Web 2.0 sites a thriving marketplace for malware

Hacker groups making a name for themselves in the thriving world of malware and computer crime

A wiry young man with his head shaved and wearing a tank top points a handgun straight at the camera in a disturbing YouTube video. The man wears what appears to be a wedding ring, and he gazes vacantly away from the viewer.

Though it's an odd image for an advertisement, this video isn't promoting your average company. It's from a not-so-underground Albanian hacker group that's out to make a name for themselves in the thriving world of malware and computer crime. Besides the shot of the gunman, the video showcases images of a computer screen, a table loaded with foreign currency, and plenty of links to the group's Web site.

Malware is big business, and groups like the Albanian hackers are trying to cash in, using the latest Web 2.0 tools: social networking profiles, blogs, and other publicly available media and Web pages. The digital desperados are moving more and more into wide-scale advertising and brand building on public sites and networks to grow their underground trade.

Not Illegal

But wait a minute — how can people get away with selling programs for breaking into your PC or stealing your identity? Simple: Selling malware is not directly illegal in the United States (or nearly anywhere else). Only using it is illegal.

As the malware underground grows, "it's moving away from technology towards business," says Zulfikar Ramzan, senior principal researcher with Symantec Security Response. While virus vendors are still quick to jump on the latest security vulnerability or technical trick, "the real innovations are more business and marketing," he explains.

On the face of it, public ads appear to violate the number-one rule of any illegal activity: Don't make yourself known. And it's true, says Ramzan, that "the more sophisticated guys are more quiet." But since the writers and sellers of Trojan horses and other malicious apps have no real fear of legal repercussions, they have no compelling reason to be shy.

Don Jackson, a senior research­er with managed security services provider SecureWorks, says the Albanian advertisers are a team of hackers who break into computers and networks. "They want to be used for criminal purposes," he says. So they advertise.
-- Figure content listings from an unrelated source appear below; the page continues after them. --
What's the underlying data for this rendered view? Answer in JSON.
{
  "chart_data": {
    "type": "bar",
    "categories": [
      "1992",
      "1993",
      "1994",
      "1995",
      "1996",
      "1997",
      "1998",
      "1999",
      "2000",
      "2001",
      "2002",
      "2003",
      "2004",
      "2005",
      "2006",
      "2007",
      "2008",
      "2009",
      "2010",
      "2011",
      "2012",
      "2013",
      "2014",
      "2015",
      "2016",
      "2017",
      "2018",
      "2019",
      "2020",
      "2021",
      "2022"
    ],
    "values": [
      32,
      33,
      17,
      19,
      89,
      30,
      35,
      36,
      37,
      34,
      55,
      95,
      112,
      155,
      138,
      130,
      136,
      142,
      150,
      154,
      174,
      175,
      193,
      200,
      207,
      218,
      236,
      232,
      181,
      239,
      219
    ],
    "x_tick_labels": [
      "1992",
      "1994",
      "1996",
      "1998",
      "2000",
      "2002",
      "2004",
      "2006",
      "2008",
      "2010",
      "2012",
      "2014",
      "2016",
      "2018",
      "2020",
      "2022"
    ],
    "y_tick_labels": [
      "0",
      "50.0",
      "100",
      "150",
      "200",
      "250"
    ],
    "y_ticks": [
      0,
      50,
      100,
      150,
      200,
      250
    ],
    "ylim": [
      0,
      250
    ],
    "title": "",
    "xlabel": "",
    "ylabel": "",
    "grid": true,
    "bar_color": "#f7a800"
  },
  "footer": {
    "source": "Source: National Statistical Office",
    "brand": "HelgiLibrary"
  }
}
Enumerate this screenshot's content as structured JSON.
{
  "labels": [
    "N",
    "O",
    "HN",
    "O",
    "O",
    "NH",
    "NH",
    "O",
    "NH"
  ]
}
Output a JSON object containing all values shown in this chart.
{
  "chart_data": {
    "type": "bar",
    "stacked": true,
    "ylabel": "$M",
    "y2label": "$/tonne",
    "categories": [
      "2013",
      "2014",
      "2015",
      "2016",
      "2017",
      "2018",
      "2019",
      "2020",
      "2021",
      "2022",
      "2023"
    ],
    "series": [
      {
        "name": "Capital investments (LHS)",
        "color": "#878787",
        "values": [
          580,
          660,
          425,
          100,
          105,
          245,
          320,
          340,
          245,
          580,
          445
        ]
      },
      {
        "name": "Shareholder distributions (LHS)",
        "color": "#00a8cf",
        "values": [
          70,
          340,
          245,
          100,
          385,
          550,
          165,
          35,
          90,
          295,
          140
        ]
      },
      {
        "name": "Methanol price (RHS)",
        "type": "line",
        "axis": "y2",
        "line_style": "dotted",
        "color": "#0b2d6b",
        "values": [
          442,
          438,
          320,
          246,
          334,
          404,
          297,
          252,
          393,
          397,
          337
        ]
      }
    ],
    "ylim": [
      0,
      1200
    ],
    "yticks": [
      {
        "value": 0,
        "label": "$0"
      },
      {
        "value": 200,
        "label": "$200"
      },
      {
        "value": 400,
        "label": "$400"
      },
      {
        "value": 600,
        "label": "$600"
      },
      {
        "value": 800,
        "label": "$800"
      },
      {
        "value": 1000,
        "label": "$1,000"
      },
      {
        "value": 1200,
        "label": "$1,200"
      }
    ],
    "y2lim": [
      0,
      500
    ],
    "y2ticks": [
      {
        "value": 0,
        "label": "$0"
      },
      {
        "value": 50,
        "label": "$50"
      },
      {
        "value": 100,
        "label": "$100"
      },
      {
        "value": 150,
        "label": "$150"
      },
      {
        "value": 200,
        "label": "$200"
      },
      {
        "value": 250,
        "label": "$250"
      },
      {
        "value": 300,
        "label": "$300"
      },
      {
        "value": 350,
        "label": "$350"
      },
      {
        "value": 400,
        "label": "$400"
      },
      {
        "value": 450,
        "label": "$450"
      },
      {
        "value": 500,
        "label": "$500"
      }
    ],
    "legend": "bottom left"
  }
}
Another video ad, this one from a Turkish group, hypes a program used to break into PCs. The group's name and logo (a stylized alien face with the Turkish crescent-and-star emblem on its forehead) play front-and-center in the program's graphical interface, and the video's speaker walks the viewer through a 5-minute-plus tutorial on using the program. More than 17,000 people have watched it.

Beyond YouTube

YouTube is a popular venue for ads from malware makers, with videos for supposedly undetectable Trojan horses, "packers" that compress and obfuscate malware payloads, and even password stealers for breaking into Steam online game accounts. (Asked about the trend, a spokesperson says that YouTube doesn't control site content, but that it will investigate if viewers report videos as inappropriate.)

Advertisements from Internet bad guys don't stop with YouTube. According to Jackson, many online thugs maintain profiles on social networking sites and blogs to keep in touch with their business partners and customers. Many bot­net controllers, who sell time on their networks of bot-infected PCs to spammers and other crooks, keep blogs on the livejournal.com site, Jackson says.